• Kyodo, Staff Report


NEC Corp. said Friday it came under major cyberattacks that resulted in unauthorized access to 27,445 files, including those related to its work with the Defense Ministry, over several years through 2018.

The company said it had not confirmed any damage such as unauthorized disclosures resulting from the attacks. The files were saved on servers it used for defense-related and other business. Highly classified information, such as proposals to clients, were kept at a remote location that was not connected to the network, it said.

The revelations have added to concerns about the nation’s cybersecurity. Last week, Mitsubishi Electric Corp. admitted it had been subject to a similar attack and that some classified information was leaked. Mitsubishi Electric also holds a key position in Japan’s defense and infrastructure industries.

NEC said it had failed to detect some of the attacks that started to be made after December 2016. It said it confirmed in June 2017 that in-house computers had been infected with malware and were making unauthorized communications, adding that it isolated the devices and suspended the network.

At NEC, the defense-related data potentially exposed is said to have included technical proposals made by the firm to the Maritime Self-Defense Force in relation to submarine sonar.

Personal computers and servers at the headquarters and other offices of the electronics company were also targeted, government and other sources have said.

“We deeply apologize for causing great worry and concern to stakeholders,” the company said in a statement.

Part of the log files that contain records of illicit access to servers and systems have been deleted, the sources said. The company has taken steps to fix vulnerabilities in its networks.
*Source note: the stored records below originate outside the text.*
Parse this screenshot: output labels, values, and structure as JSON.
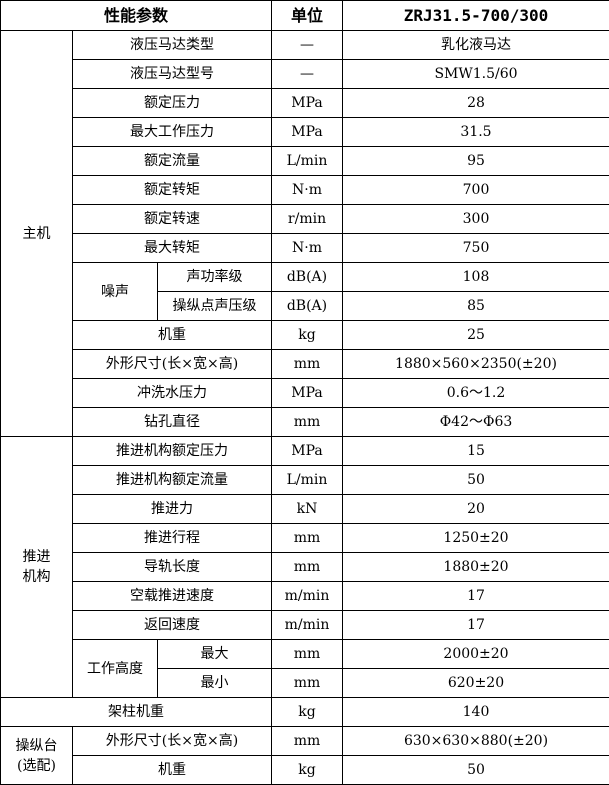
{
  "header": {
    "param": "性能参数",
    "unit": "单位",
    "model": "ZRJ31.5-700/300"
  },
  "groups": {
    "main": "主机",
    "noise": "噪声",
    "push": "推进机构",
    "push_l1": "推进",
    "push_l2": "机构",
    "height": "工作高度",
    "console_l1": "操纵台",
    "console_l2": "(选配)"
  },
  "main_rows": [
    {
      "name": "液压马达类型",
      "unit": "—",
      "value": "乳化液马达"
    },
    {
      "name": "液压马达型号",
      "unit": "—",
      "value": "SMW1.5/60"
    },
    {
      "name": "额定压力",
      "unit": "MPa",
      "value": "28"
    },
    {
      "name": "最大工作压力",
      "unit": "MPa",
      "value": "31.5"
    },
    {
      "name": "额定流量",
      "unit": "L/min",
      "value": "95"
    },
    {
      "name": "额定转矩",
      "unit": "N·m",
      "value": "700"
    },
    {
      "name": "额定转速",
      "unit": "r/min",
      "value": "300"
    },
    {
      "name": "最大转矩",
      "unit": "N·m",
      "value": "750"
    },
    {
      "name": "声功率级",
      "unit": "dB(A)",
      "value": "108"
    },
    {
      "name": "操纵点声压级",
      "unit": "dB(A)",
      "value": "85"
    },
    {
      "name": "机重",
      "unit": "kg",
      "value": "25"
    },
    {
      "name": "外形尺寸(长×宽×高)",
      "unit": "mm",
      "value": "1880×560×2350(±20)"
    },
    {
      "name": "冲洗水压力",
      "unit": "MPa",
      "value": "0.6～1.2"
    },
    {
      "name": "钻孔直径",
      "unit": "mm",
      "value": "Φ42～Φ63"
    }
  ],
  "push_rows": [
    {
      "name": "推进机构额定压力",
      "unit": "MPa",
      "value": "15"
    },
    {
      "name": "推进机构额定流量",
      "unit": "L/min",
      "value": "50"
    },
    {
      "name": "推进力",
      "unit": "kN",
      "value": "20"
    },
    {
      "name": "推进行程",
      "unit": "mm",
      "value": "1250±20"
    },
    {
      "name": "导轨长度",
      "unit": "mm",
      "value": "1880±20"
    },
    {
      "name": "空载推进速度",
      "unit": "m/min",
      "value": "17"
    },
    {
      "name": "返回速度",
      "unit": "m/min",
      "value": "17"
    },
    {
      "name": "最大",
      "unit": "mm",
      "value": "2000±20"
    },
    {
      "name": "最小",
      "unit": "mm",
      "value": "620±20"
    }
  ],
  "column_row": {
    "name": "架柱机重",
    "unit": "kg",
    "value": "140"
  },
  "console_rows": [
    {
      "name": "外形尺寸(长×宽×高)",
      "unit": "mm",
      "value": "630×630×880(±20)"
    },
    {
      "name": "机重",
      "unit": "kg",
      "value": "50"
    }
  ]
}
The Acquisition, Technology and Logistics Agency, which works under the Defense Ministry, said that information the ministry needs to protect has not been stolen.

Defense Minister Taro Kono denied any unauthorized disclosure of classified information at a news conference on Friday.

Kono added that some other defense-related firms had also been targeted for cyberattacks in fiscal 2016 and 2018. The minister did not name the firms, but indicated that he would do so some time soon.

The attack on NEC will likely stir up a debate over the cybersecurity practices of Japanese firms, especially those that work in fields related to national security.

In the case of Mitsubishi Electric, the potentially released information included email exchanges with the Defense Ministry and the Nuclear Regulation Authority, as well as documents related to projects with private firms including utilities, railways, communication companies and automakers.

It said, however, that there had been no breaches in the security of highly sensitive information pertaining to infrastructure operations.